Брови вождя удивлённо взлетели вверх, но он тут же вернул себе прежний невозмутимый вид.

— Друга выручать сам Альзим велит, — проговорил он, хлопнув Васко по плечу. — Я не в обиде. Скачи, сокол!.. Но пусть однажды дорога опять приведёт тебя к нашим шатрам. И другу своему скажи: мы не в обиде, что зов Альзима помешал ему увидеться с нами. Пусть приезжает, мы ещё и с ним споём и спляшем! Прощай! Лёгких тебе дорог.

— Прощайте!

Вскочив верхом, молодой гайнанин развернул Каурку — и поехал крупной рысью прочь от табора.

***

Месяц Влюблённых,

6 день.

Ор-Айлер, особняк герцога де Лангвиля

 

Белоснежный дворец возвышался над ровной зелёной лужайкой так же гордо, как шествует аристократ со своей свитой мимо склонённого в низком поклоне простолюдья.

«Или как аралисский шах, — вспомнилось Гарвелу читанное в книгах. — Там народ и вовсе ложится на землю вниз лицом, чтобы нечаянным взглядом не оскорбить грозного повелителя».

Узкие башенки с ажурными зубцами, многочисленные стрельчатые окна, длинные шпили создавали впечатление устремлённости в небо, завораживая красотой и чистотой линий. Аккуратно подстриженные кустики вдоль широкой мощёной дороги радовали глаз, но Гарвелу напомнили торжественный караул.

Над высокими коваными воротами издалека была видна эмблема де Лангвилей — жёлтая бычья голова с чёрными рогами на голубом щите. Красные глаза быка смотрели прямо на зрителя, а девиз на ленте гласил: «Сокрушу своей мощью».

Перед воротами уже переминалось несколько богато одетых молодых людей в сопровождении слуг; эти последние держали в руках разнообразные музыкальные инструменты: виолы, скрипки, гитары и арфы.

«Да уж, — хмыкнул про себя Гарвел, — зачем таскать всё на себе, коли есть слуги?»

У него запестрело в глазах от разноцветья одежд, накрахмаленных воротников, ярких перьев, блестящих цепей и пряжек. И он невольно прозвал гостей графини Дианы «фазанами». На их фоне его светло-зелёная замковая форма и коричневый костюм Альберто показались неприлично скромными, словно оперенье воробьёв среди ярких заморских птиц. Впрочем, это было даже к лучшему: на них никто не бросал лишних взглядов, видимо, принимая за случайных зевак. Они не могли сойти даже за чьих-то слуг, ибо те все без исключения были одеты в расшитые ливреи цветов своего господина.

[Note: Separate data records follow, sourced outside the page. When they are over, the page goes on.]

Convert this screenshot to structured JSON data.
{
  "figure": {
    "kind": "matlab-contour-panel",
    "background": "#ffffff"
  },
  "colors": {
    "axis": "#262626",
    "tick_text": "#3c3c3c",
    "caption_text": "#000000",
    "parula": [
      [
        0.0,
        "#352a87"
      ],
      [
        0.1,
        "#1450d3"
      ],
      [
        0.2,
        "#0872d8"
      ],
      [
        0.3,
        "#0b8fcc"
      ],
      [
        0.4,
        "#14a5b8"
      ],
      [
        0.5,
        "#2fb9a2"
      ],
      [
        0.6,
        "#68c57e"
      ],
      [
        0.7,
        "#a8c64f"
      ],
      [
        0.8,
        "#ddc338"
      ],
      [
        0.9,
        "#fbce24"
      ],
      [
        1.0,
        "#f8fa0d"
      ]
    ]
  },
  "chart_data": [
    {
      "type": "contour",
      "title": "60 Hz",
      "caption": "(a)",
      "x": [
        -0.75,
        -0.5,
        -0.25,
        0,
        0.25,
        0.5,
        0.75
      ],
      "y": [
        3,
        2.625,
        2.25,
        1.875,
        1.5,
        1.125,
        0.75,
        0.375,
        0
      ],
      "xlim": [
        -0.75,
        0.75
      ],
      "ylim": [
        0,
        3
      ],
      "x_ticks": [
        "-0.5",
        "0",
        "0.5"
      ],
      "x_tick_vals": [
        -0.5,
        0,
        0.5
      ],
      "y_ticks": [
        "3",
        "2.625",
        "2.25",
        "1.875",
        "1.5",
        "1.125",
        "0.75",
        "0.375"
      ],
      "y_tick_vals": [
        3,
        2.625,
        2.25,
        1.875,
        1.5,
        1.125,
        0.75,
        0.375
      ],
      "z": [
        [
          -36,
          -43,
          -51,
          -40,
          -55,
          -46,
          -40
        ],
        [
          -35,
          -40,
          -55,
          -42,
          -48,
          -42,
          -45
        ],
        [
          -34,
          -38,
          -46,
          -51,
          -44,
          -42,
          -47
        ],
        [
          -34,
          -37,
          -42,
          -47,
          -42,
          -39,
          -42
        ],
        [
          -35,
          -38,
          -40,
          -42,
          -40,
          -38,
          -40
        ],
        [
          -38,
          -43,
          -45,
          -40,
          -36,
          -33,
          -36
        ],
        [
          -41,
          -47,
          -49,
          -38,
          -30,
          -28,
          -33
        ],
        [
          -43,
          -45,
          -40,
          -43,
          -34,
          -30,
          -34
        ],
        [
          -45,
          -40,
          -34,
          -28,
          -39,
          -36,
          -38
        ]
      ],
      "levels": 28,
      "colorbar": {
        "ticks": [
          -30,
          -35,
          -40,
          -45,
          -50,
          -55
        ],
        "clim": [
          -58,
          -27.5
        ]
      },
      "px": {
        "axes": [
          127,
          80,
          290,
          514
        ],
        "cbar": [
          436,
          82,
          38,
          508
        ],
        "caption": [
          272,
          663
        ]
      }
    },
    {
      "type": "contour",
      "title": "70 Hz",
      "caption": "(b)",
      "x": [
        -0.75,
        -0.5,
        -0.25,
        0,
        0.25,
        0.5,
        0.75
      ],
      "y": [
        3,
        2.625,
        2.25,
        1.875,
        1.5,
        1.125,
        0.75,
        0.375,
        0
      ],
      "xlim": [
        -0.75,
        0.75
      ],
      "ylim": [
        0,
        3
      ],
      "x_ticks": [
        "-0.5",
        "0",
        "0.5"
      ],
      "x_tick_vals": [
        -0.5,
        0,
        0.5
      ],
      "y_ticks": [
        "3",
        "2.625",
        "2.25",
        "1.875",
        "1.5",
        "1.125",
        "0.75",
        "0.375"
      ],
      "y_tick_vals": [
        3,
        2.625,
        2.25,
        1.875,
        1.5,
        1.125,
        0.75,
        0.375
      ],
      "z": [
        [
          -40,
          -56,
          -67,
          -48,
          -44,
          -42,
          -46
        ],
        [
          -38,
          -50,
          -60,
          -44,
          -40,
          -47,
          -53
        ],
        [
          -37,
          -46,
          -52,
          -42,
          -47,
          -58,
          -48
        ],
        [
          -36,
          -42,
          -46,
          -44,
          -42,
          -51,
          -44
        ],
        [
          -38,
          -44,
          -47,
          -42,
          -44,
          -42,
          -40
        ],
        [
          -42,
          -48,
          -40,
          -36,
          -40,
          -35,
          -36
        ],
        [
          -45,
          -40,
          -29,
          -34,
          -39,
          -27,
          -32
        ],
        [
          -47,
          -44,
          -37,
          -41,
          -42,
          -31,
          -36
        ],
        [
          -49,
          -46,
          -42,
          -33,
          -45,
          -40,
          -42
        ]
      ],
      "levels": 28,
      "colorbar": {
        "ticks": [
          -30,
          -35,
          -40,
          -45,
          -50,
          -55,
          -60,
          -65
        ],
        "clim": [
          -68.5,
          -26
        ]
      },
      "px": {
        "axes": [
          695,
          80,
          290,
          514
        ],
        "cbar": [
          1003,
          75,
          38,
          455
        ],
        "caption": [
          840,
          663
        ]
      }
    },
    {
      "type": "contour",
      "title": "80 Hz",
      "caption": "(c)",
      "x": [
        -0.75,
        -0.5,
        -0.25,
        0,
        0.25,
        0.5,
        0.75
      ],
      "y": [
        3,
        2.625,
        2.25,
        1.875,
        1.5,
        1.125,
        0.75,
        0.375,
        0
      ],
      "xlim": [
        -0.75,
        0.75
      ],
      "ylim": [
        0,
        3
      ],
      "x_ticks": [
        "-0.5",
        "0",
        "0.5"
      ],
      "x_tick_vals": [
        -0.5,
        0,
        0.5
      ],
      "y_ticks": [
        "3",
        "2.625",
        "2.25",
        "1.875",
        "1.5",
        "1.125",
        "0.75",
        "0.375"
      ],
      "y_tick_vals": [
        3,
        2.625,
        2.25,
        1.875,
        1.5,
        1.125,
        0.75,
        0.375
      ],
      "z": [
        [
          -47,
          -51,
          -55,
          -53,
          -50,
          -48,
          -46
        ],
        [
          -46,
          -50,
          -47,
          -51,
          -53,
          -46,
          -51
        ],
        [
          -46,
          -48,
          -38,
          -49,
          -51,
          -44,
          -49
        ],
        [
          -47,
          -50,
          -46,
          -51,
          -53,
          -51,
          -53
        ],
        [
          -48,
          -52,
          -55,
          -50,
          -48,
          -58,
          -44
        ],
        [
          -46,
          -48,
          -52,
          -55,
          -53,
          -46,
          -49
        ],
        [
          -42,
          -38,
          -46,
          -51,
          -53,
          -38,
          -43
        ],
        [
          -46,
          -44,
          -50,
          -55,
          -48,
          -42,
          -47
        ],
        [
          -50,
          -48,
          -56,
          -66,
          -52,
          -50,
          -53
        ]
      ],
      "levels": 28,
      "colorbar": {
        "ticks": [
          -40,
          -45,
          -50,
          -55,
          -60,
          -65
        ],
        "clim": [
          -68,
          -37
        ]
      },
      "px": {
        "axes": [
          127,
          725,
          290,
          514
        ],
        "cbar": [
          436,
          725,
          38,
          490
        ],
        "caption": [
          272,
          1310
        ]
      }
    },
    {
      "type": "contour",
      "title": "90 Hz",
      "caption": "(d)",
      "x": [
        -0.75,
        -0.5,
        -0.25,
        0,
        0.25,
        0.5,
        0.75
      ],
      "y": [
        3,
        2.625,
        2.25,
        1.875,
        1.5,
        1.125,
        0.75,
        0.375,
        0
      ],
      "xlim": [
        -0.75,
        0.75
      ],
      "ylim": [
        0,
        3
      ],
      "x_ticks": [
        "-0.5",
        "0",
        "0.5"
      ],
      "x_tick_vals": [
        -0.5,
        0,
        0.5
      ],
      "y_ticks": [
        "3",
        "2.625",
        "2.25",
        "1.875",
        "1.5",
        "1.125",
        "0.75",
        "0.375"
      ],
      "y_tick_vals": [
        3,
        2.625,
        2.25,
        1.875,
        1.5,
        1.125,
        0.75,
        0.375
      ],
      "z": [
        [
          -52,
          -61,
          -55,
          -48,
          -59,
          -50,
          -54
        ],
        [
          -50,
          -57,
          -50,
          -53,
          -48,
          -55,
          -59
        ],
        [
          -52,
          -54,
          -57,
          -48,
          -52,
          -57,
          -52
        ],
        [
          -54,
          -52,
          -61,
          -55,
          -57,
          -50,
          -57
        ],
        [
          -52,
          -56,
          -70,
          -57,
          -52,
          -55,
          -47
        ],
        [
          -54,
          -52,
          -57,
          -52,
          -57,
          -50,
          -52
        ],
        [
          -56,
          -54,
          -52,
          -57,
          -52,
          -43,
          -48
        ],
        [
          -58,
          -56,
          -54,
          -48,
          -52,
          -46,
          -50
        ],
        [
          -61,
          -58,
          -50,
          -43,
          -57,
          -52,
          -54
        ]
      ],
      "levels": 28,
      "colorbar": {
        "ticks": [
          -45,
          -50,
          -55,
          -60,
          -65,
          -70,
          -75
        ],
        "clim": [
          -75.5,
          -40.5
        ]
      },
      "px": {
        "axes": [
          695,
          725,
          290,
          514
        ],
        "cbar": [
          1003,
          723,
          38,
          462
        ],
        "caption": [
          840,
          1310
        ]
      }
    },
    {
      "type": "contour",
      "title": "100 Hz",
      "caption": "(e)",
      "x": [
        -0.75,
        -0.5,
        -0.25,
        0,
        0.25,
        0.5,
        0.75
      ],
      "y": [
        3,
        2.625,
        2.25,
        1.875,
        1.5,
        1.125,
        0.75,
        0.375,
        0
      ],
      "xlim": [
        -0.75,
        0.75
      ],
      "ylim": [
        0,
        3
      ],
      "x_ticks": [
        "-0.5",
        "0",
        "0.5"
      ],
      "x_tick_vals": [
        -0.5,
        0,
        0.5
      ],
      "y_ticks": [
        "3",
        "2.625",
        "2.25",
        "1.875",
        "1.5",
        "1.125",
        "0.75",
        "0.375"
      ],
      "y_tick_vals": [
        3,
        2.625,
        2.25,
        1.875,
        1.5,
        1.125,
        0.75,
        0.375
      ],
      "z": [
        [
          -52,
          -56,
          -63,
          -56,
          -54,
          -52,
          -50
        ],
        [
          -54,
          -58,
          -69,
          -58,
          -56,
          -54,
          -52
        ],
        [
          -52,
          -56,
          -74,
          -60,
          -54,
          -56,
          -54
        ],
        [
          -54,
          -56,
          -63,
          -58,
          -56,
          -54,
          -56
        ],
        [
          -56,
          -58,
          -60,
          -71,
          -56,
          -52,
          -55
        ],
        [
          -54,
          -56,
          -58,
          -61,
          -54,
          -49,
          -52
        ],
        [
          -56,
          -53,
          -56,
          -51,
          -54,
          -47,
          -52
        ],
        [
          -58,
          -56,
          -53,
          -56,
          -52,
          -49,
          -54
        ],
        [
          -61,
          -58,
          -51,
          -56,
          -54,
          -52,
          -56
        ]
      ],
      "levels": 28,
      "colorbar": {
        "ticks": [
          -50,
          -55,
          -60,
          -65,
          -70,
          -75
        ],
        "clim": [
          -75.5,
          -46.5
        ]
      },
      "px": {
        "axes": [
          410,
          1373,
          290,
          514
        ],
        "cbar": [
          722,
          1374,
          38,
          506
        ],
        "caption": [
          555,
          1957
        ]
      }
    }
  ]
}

Ждать пришлось долго, — пока большие бронзовые часы на одной из башен гулким звоном не возвестили полдень. Тогда широкие створки ворот медленно распахнулись, впуская гостей, и навстречу вышел тощий дворецкий с золочёным жезлом в руке.

— Добро пожаловать в особняк де Лангвилей! — провозгласил он фальцетом. — Графиня Диана де Маренвель ждёт вас в музыкальной гостиной.

Они поднялись на высокое крыльцо и, пройдя через бронзовые двери, украшенные вензелем де Лангвилей, попали в роскошную переднюю с мраморным полом и витыми белыми колоннами, и с цветным витражом, изображавшим деревья и птиц. По бокам от входа стояли статуи мраморных львов и кадки с карликовыми пальмами, чьи перистые листья бросали изрезанные тени на гладкие плиты пола. Огромная люстра со множеством зажжённых свечей свисала на цепях с середины потолка. Две парные широкие лестницы, устланные вишнёвыми коврами, вели на верхние этажи, и белые ажурные перила матово блестели в колеблющемся свете свечей.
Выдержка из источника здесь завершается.